Filipino rescuers who dug by hand to save people buried by a landslide were losing hope of finding 21 still missing in the disaster that killed at least three people in a remote gold mining village, officials said Saturday.
One miner pulled from the mountain of mud and rocks said he's survived three landslides in and around the mines, including one that killed his brother, but he can't afford to quit his job despite the dangers.
The shanties and tents where miners and some of their families slept were buried under about 100 feet (30 meters) of mud, soil, rocks and other debris after they were struck by the landslide before dawn Friday, Compostela Valey provincial Gov. Arturo Uy said.

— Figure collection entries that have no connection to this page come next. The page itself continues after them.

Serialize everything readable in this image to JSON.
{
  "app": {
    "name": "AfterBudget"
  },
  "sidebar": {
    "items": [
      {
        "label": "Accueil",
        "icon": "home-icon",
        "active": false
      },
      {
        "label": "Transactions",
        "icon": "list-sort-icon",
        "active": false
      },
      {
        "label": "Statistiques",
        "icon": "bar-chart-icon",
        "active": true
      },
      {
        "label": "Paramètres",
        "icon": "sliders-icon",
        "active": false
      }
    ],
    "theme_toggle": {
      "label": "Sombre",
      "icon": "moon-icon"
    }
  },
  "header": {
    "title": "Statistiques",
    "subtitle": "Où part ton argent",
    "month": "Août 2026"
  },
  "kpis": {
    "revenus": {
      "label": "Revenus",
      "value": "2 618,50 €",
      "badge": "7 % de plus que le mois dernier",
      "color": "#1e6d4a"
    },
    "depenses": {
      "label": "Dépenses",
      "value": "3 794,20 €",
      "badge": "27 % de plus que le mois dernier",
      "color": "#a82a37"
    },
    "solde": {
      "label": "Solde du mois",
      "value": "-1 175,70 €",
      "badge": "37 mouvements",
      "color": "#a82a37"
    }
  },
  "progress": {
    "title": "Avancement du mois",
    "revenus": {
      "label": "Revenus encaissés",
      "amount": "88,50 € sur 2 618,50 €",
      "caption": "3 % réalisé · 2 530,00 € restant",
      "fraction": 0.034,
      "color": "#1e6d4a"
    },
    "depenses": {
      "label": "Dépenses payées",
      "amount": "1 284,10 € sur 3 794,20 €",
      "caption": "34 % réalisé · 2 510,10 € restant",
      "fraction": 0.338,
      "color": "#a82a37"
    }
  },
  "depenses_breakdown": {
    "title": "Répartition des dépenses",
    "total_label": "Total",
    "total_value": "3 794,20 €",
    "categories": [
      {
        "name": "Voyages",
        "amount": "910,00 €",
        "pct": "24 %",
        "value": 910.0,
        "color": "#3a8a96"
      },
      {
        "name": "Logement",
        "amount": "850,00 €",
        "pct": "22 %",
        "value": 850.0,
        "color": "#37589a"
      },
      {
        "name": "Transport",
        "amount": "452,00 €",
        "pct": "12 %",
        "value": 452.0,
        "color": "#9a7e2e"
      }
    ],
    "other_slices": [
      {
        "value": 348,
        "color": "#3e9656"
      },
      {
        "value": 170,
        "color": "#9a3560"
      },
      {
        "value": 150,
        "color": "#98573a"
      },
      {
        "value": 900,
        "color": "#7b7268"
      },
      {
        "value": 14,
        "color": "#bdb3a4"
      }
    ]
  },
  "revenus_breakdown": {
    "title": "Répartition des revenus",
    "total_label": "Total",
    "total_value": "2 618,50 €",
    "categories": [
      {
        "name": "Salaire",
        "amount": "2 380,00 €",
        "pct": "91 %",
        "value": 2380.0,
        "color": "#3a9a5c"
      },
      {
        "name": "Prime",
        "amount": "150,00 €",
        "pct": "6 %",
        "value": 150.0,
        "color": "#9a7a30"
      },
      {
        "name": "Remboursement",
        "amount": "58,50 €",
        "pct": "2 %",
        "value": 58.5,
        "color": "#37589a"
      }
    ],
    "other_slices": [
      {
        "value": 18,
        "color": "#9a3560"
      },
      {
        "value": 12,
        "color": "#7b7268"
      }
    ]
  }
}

Uy said landmarks that could help rescuers locate bunkhouses and tunnel entrances also were destroyed when tons of rain-soaked debris cascaded down a mountain in the village of Kingking in Pantukan township in the country's south.
Soldiers, police and miners used shovels and their bare hands to dig out 11 survivors.
"Honestly, I believe it would be very hard to find survivors," Uy said Saturday.
Regional civil defense officer Lisa Maso said, "Only a miracle can save them."
Jay Celades was teary-eyed recalling his third time surviving a landslide.
The 26-year-old said he, his younger brother and two others banged on the steel rails for six hours inside a mine shaft, knowing they would eventually be heard by rescuers. By midday Friday, workers dug through about 20 feet (six meters) of debris that blocked the tunnel opening to free them.
"All we could do was hope, but I prayed and prayed hard to come out alive," he told The Associated Press. "And for the third time, God heard me."
He said another younger brother was killed when they were trapped in a mine shaft in 2009, and he was trapped again a year later.
Still, he said he will continue working in the mine until he finds a better job that pays as much as the about 15,000 pesos ($345) he now brings home monthly.
Pantukan Mayor Celso Sarenas said a backhoe and a bulldozer negotiated a narrow mountain road and reached the site Saturday to help dig faster.
The landslide covered at least 2.5 acres (one hectare), said provincial police chief Aaron Aquino.
Some of the survivors escaped after they heard a rumbling sound, Aquino said.
Aerial pictures show a green mountain scarred by a brown swath of earth where rocks and debris rolled down onto the sleeping victims. Television footage Saturday showed rescuers manually digging with shovels and putting soil into small sacks they carried away one by one.
Blue tarpaulin roofing sheets and the broken remains of shanties littered the area and tree trunks snapped like matchsticks indicated the force of the mudslide. Many other shanties that were still standing perched precariously on mountainsides and ridges.
Uy said he will recommend a 30-day suspension of small-scale mining in the village while geologists determine whether it is safe.
He said that after a similar landslide which killed 26 people in a nearby village two years ago, residents signed a memorandum not to build homes but some "hardheaded" miners defied the agreement.
"It is illegal, but we cannot just stop their operation," he said of the miners who eke out a living by digging for gold in narrow, dangerous shafts.